Abstract

Conceptual and quantitative models of fluvial stratigraphy typically argue that alluvial architecture is driven by a combination of allogenic processes (e.g., tectonic subsidence, sea level, sediment supply), and autogenic behaviors (e.g., avulsion). We test these models via analysis of a large (c. 200 m thick by 100 km depositional-strike extent) alluvial-to-coastal-plain succession that records shoreline progradation in response to decreasing tectonic subsidence (Late Cretaceous Blackhawk Formation, Wasatch Plateau, central Utah, U.S.A.). Oblique aerial photographs and architectural panels of six nearly linear, nearly vertical cliff face “windows” were used to characterize the dimensions (apparent widths, thicknesses) and spatial distributions of channelized fluvial sandbodies. Two statistical measures, raster-based lacunarity and point-based L-function, are used to investigate whether the distribution of channelized sandbodies show significant regularity, randomness, or clustering.

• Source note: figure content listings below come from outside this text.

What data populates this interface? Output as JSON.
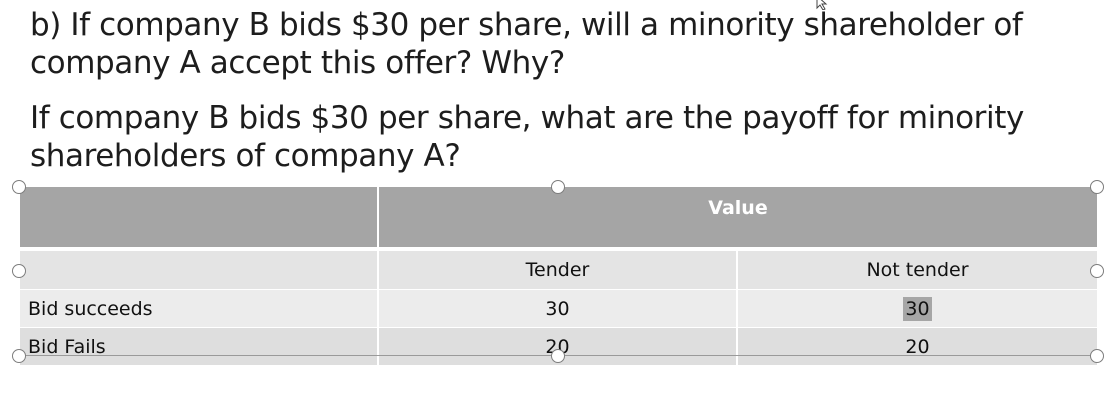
{
  "slide": {
    "question_b": "b) If company B bids $30 per share, will a minority shareholder of company A accept this offer? Why?",
    "question_payoff": "If company B bids $30 per share, what are the payoff for minority shareholders of company A?"
  },
  "table": {
    "header_blank": "",
    "header_value": "Value",
    "sub_header_blank": "",
    "col_tender": "Tender",
    "col_not_tender": "Not tender",
    "rows": [
      {
        "label": "Bid succeeds",
        "tender": "30",
        "not_tender": "30"
      },
      {
        "label": "Bid Fails",
        "tender": "20",
        "not_tender": "20"
      }
    ]
  },
  "colors": {
    "header_fill": "#a5a5a5",
    "band_light": "#ececec",
    "band_dark": "#dedede",
    "selection": "#a6a6a6"
  }
}
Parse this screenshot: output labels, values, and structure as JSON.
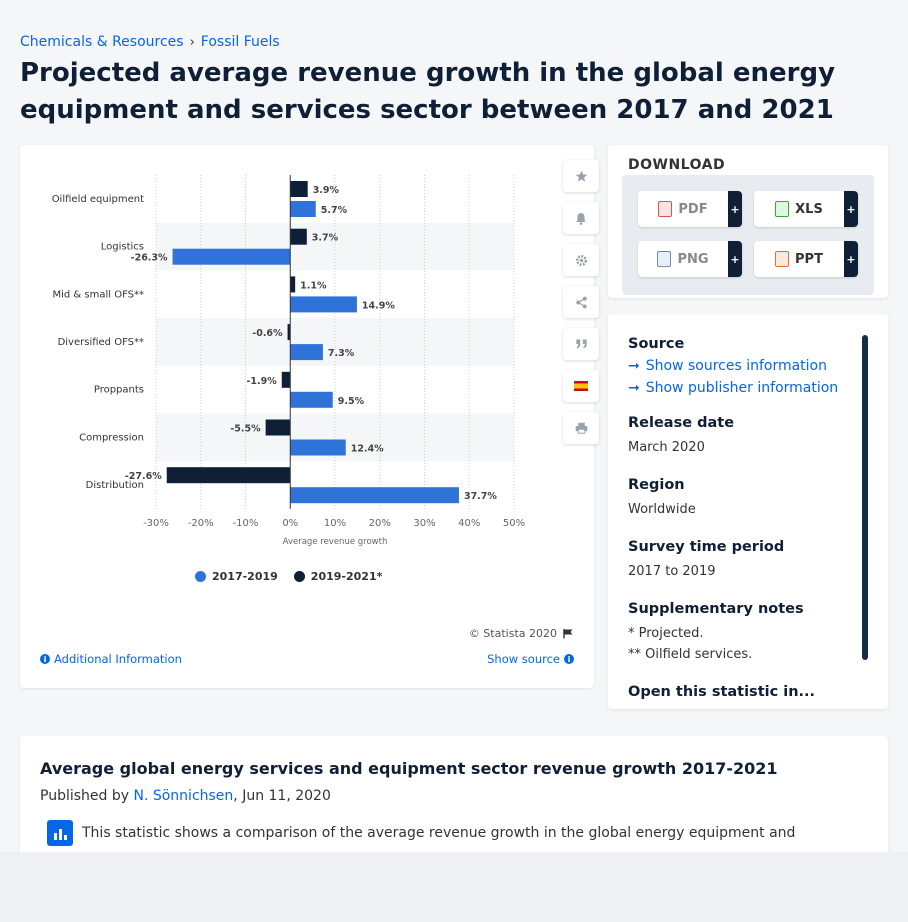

Over 490 channelized fluvial sandbodies are identified in the six cliff-face “windows.” From base to top of the Blackhawk Formation, sandbodies broadly increase in width and decrease in overall abundance per unit area. Clustering of sandbodies occurs relatively frequently in lower-coastal-plain strata (< 50 km from the coeval shoreline). Spatial regularity of sandbody spacing is consistently more apparent in upper-coastal-plain and alluvial strata (> 50 km from the coeval shoreline). A strong negative correlation between lacunarity and stratigraphic position is also observed, such that a wider range and greater variety of spatial gaps occurs between sandbodies in lower-coastal-plain strata relative to upper-coastal-plain and alluvial strata.

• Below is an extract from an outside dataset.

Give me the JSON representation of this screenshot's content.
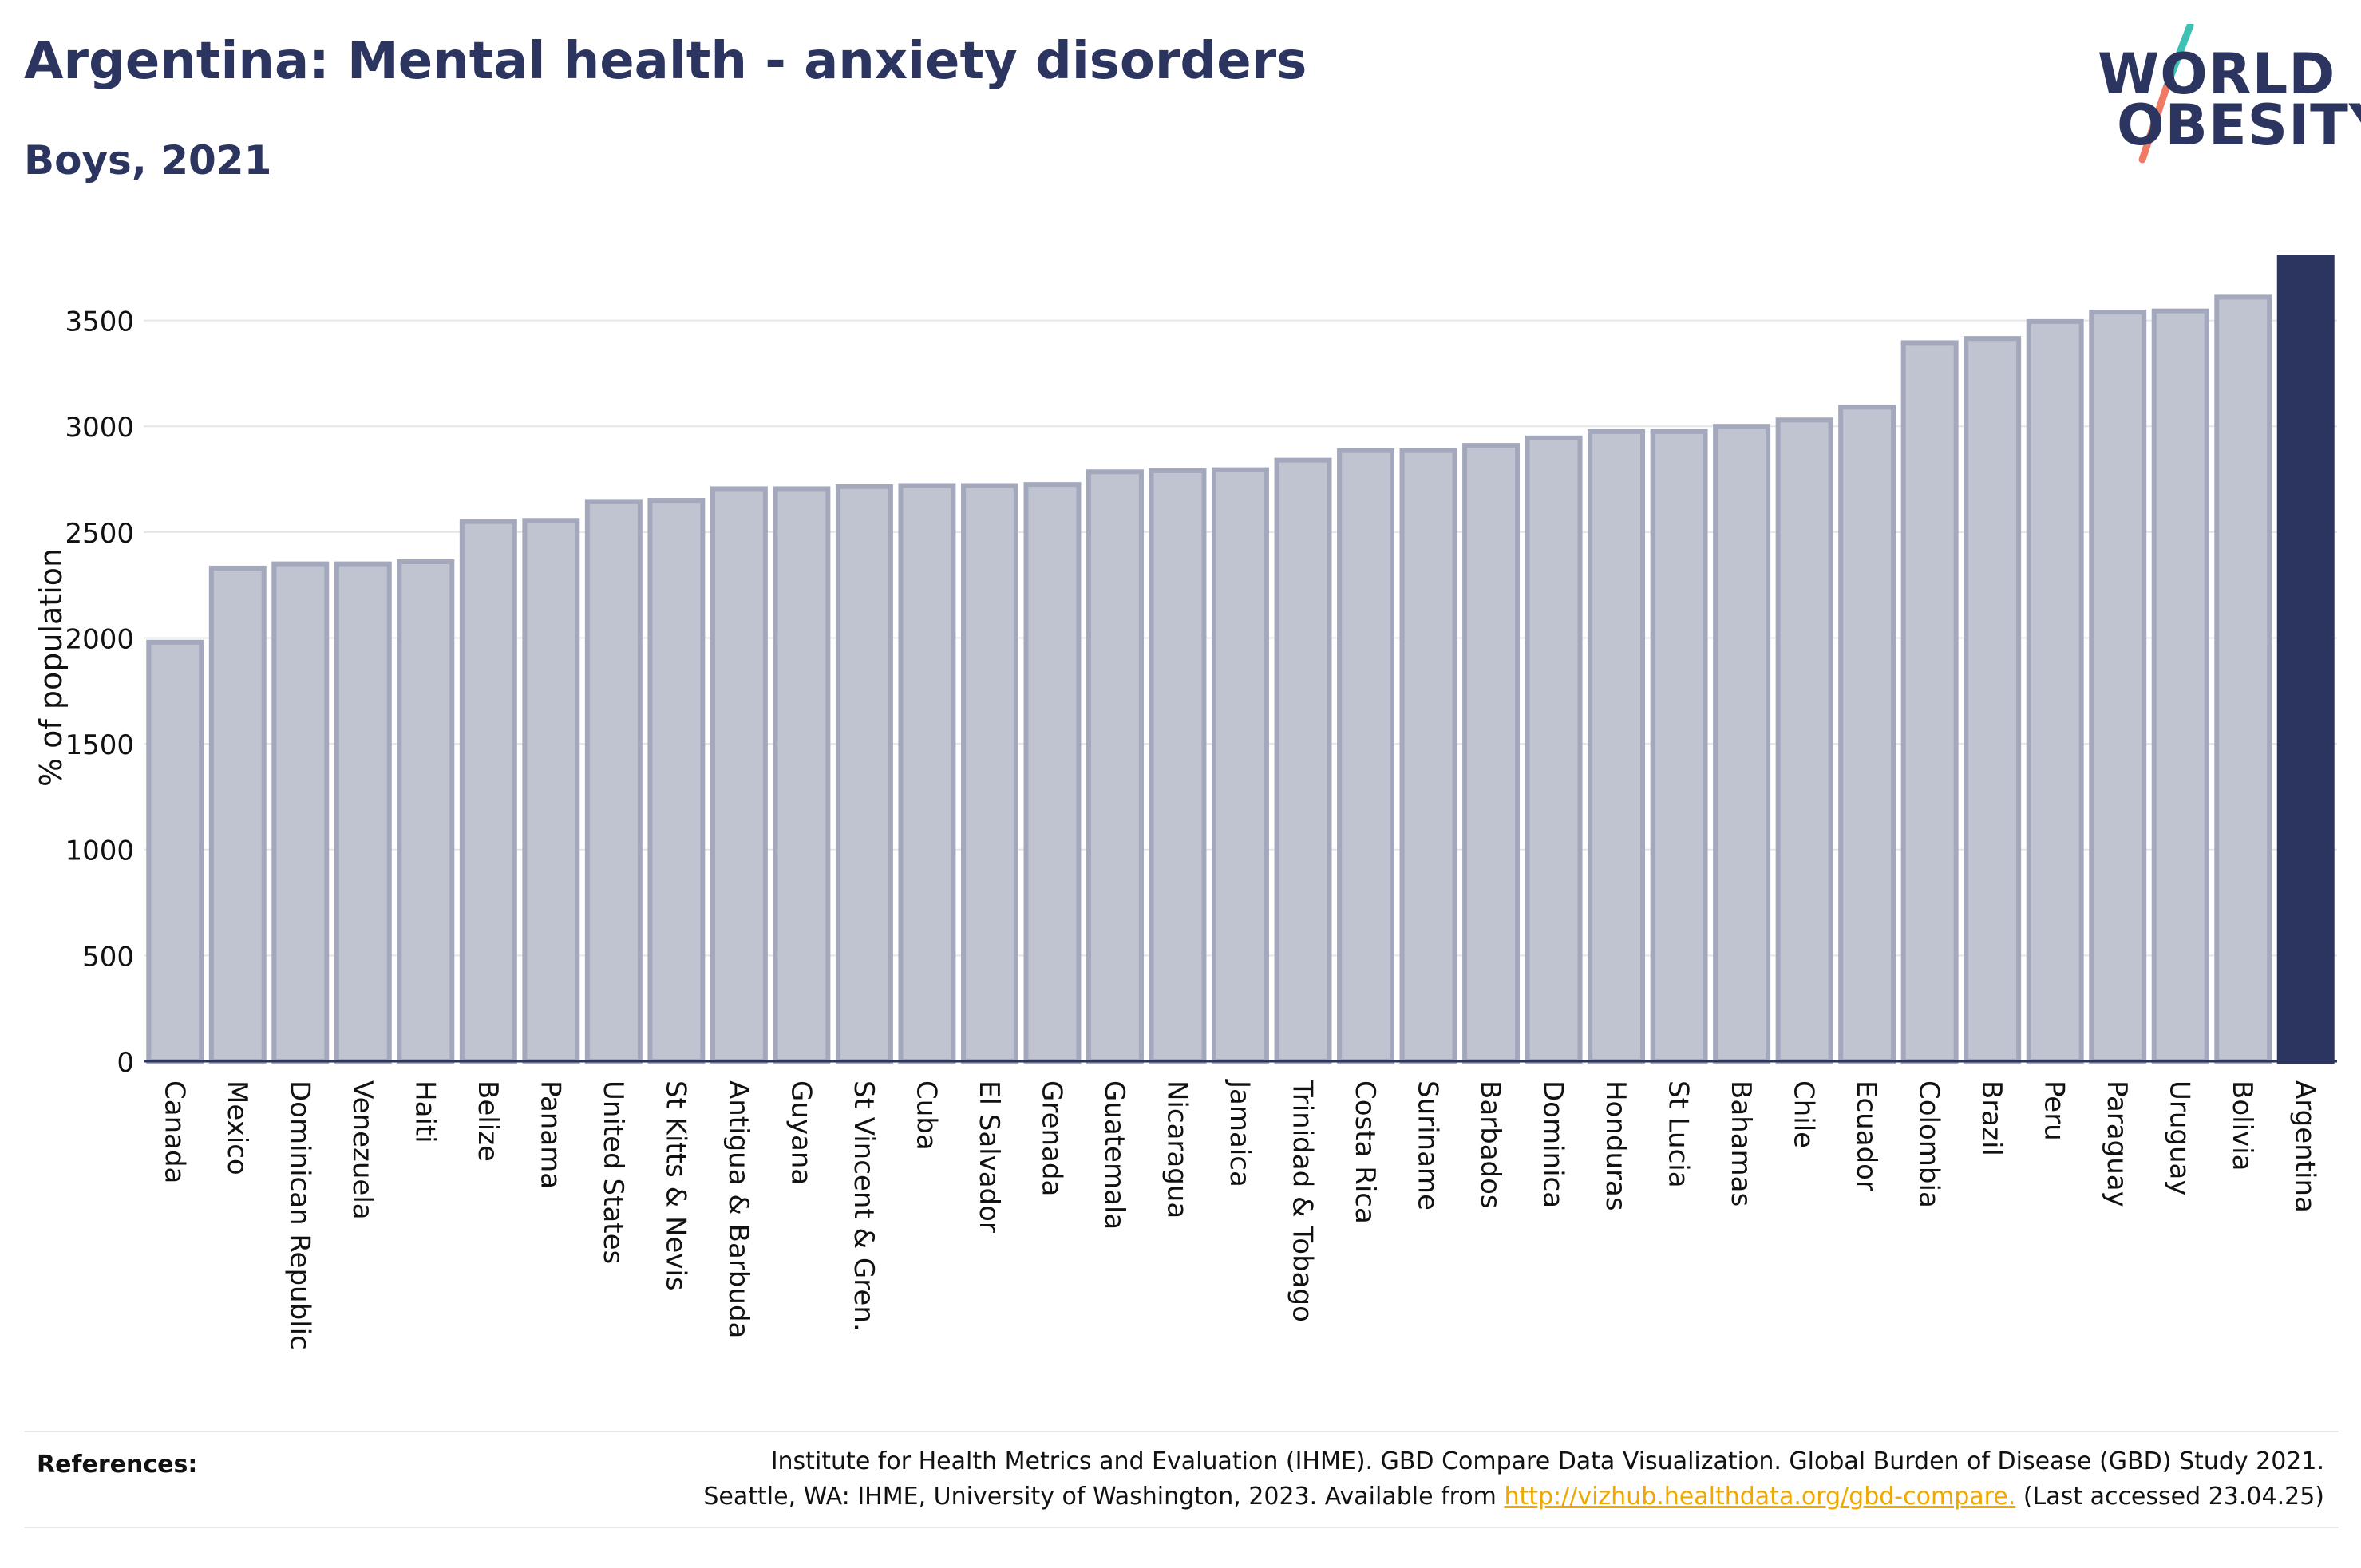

Comparison with numerical modeling studies of fluvial stratigraphic architecture implies the predominance of an avulsion-generated pattern of sandbody distribution that includes an element of compensational stacking on the upper coastal plain and alluvial plain, for a range of distances from the coeval shoreline (c. 40–130 km) and tectonic subsidence rates (c. 40–700 m/ Myr). On the lower coastal plain (< 50 km from the coeval shoreline) localized clustering of channelized sandbodies is interpreted to have formed by avulsion of deltaic distributary channels downstream of delta-apex avulsion nodes, possibly modulated by low-amplitude (< 30 m) sea-level fluctuations.